At this time, I just landed a job as a Junior Cook. It's a good first step in landing in the HK Labour Market, but I know I won't be using this in the long-term. It's only to establish myself only for the experience and foundation in this Labour Market.

I don't walk into restaurants themselves and demand for a job, I send resumes over to the e-mail addresses of the employer. After I have my Western Cook Certification, I do intend to start really establishing myself as a Commis Chef.



Career Doctor's picture
Career Doctor  
Posted Friday, 10 September 2010 01:01 PM

So what kind of food can you cook? What’s your speciality? While it's true there seems to be quite a large demand for talent in the food & beverage industry, you have to have something unique to sell!

Do you have any targets in mind? Say a certain kind of restaurant that you think you can cook their food well?
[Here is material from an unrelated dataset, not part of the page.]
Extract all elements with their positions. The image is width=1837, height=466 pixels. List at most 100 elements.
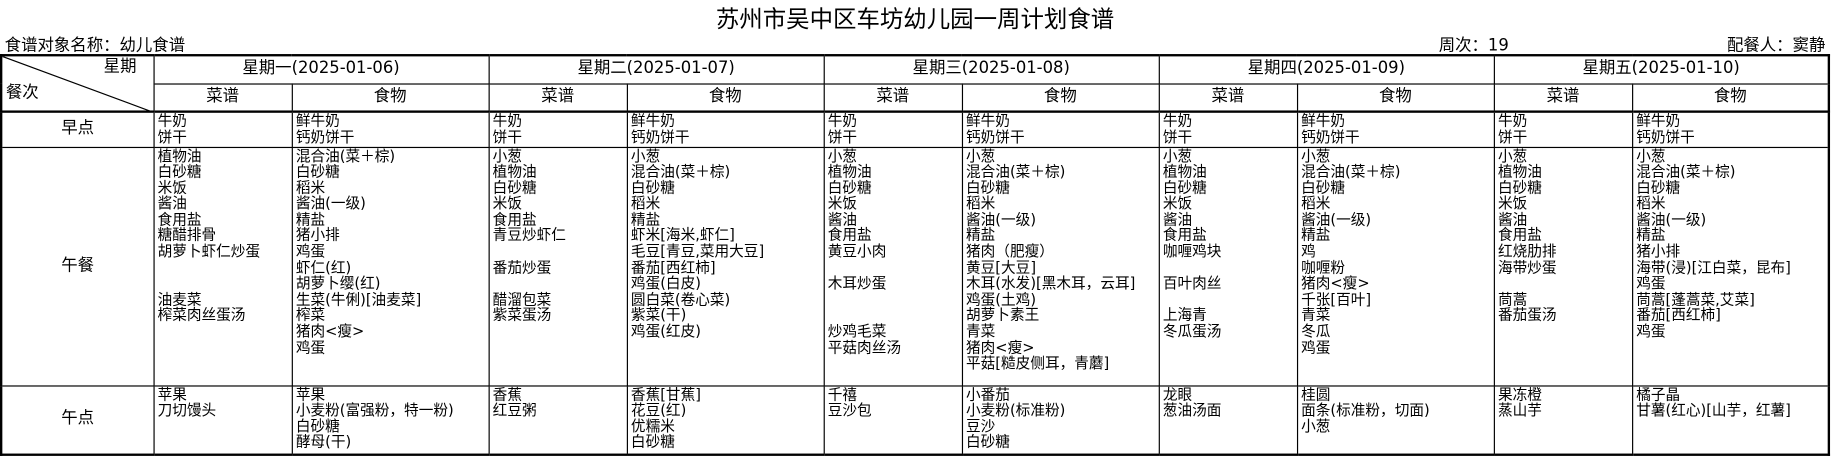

Or in the very the least know the required cooking procedures and capable of doing it?

You can't speak Cantonese? This may or may not be a problem, it all very much depends on the kitchen you join. Large build? Most chefs I know are pretty big and chubby. Even me myself as a family cook, I am big! But to what extent are you talking about? As long as you are at a healthy weight for your size, that is most important. Be confident!

In the meantime, it’s a good idea to get some local accreditation to support your CV and it may introduce you to local professionals who can give you some advice and build up your local network of contacts.

In any case, you need a focus. You can't just walk into any restaurant and ask for a job. What kind or level of a job are you looking for? Mind telling us more?